Attempting to match the unique characteristics of a pearl is no simple task, yet researchers found a way to streamline the substrate-free process to make the entire process more accessible and cheaper.
To achieve a low-cost and simple solution to the expensive and complicated method used currently, the research team found that the layered crystal structure of vanadium phosphates (VOPs) had major success in producing rich pigments that are stable in organic solvents, making them excellent candidates for products like paint, cosmetics or even glass-alternative plastics. This process is also environmentally friendly, with operating temps around 120℃. The resulting product is a substrate-free process utilizing a single-crystal layered vanadium phosphate with large particle sizes to achieve the ultimate pearlescent pigment: glossy, iridescent and with high aspect ratios.
Some additives are necessary to achieve the desired effect in the pigment, such as hydrogen peroxide to VOP to create larger particle sizes. The addition of this hydrogen peroxide yielded the single-crystal plate-like particles necessary for the desired effect of the pigments. A larger platelet size achieves a more pearl finish, while smaller platelet sizes create a more satin-like finish. Researchers found that this process gave a fair amount of control in the synthesis of the pigments, further reducing wasted time, energy and materials when it comes to the final product.
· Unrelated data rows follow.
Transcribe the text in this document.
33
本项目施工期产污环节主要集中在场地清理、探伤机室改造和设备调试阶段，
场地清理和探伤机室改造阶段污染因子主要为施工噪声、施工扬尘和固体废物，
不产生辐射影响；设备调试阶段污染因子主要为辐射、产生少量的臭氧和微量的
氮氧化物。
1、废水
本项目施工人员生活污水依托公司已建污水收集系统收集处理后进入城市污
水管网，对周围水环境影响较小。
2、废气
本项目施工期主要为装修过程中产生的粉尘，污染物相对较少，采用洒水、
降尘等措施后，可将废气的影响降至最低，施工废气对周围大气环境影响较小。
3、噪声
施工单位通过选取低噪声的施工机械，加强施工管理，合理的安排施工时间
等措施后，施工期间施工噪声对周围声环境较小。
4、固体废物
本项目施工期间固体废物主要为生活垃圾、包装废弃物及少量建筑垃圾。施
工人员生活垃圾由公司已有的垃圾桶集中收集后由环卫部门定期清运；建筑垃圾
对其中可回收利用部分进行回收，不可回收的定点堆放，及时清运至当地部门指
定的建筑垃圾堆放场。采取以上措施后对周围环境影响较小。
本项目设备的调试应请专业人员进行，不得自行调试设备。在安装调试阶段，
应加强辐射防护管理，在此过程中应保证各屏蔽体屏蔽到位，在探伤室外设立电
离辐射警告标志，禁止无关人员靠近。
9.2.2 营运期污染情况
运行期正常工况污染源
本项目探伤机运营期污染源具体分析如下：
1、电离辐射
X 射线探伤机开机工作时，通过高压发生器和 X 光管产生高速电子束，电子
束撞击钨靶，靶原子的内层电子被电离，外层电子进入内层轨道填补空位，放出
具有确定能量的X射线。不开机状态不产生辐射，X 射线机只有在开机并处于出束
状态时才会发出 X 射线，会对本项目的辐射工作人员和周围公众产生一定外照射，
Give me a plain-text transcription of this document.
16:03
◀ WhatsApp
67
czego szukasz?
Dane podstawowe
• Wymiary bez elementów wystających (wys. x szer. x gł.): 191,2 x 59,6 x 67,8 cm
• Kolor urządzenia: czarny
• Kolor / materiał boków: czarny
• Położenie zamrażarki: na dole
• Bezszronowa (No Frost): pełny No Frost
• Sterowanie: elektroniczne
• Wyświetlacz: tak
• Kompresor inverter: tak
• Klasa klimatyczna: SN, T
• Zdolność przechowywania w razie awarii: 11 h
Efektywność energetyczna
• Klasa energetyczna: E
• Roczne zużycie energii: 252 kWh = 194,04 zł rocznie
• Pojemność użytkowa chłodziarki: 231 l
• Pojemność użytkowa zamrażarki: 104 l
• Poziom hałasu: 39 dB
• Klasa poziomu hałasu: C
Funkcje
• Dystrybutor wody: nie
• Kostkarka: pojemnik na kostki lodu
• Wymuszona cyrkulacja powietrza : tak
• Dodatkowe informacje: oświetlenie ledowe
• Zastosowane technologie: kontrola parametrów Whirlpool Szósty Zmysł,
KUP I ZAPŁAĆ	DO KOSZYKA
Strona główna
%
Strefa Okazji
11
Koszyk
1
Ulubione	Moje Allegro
There are still some ways to improve this process, such as advanced color tuning to expand the color range and improve the stability of the pigments. Additionally, the ability of these pigments to work well in a mixable solution indicates a pigment that is well-suited for colorization.
There is also the hope that some kinks can get worked out, such as improving the surface smoothness to give a more true-to-nature effect to the pigments when applied. Eventually, researchers hope to replace mica-based pearlescent pigments to expand the application of this substrate-free process.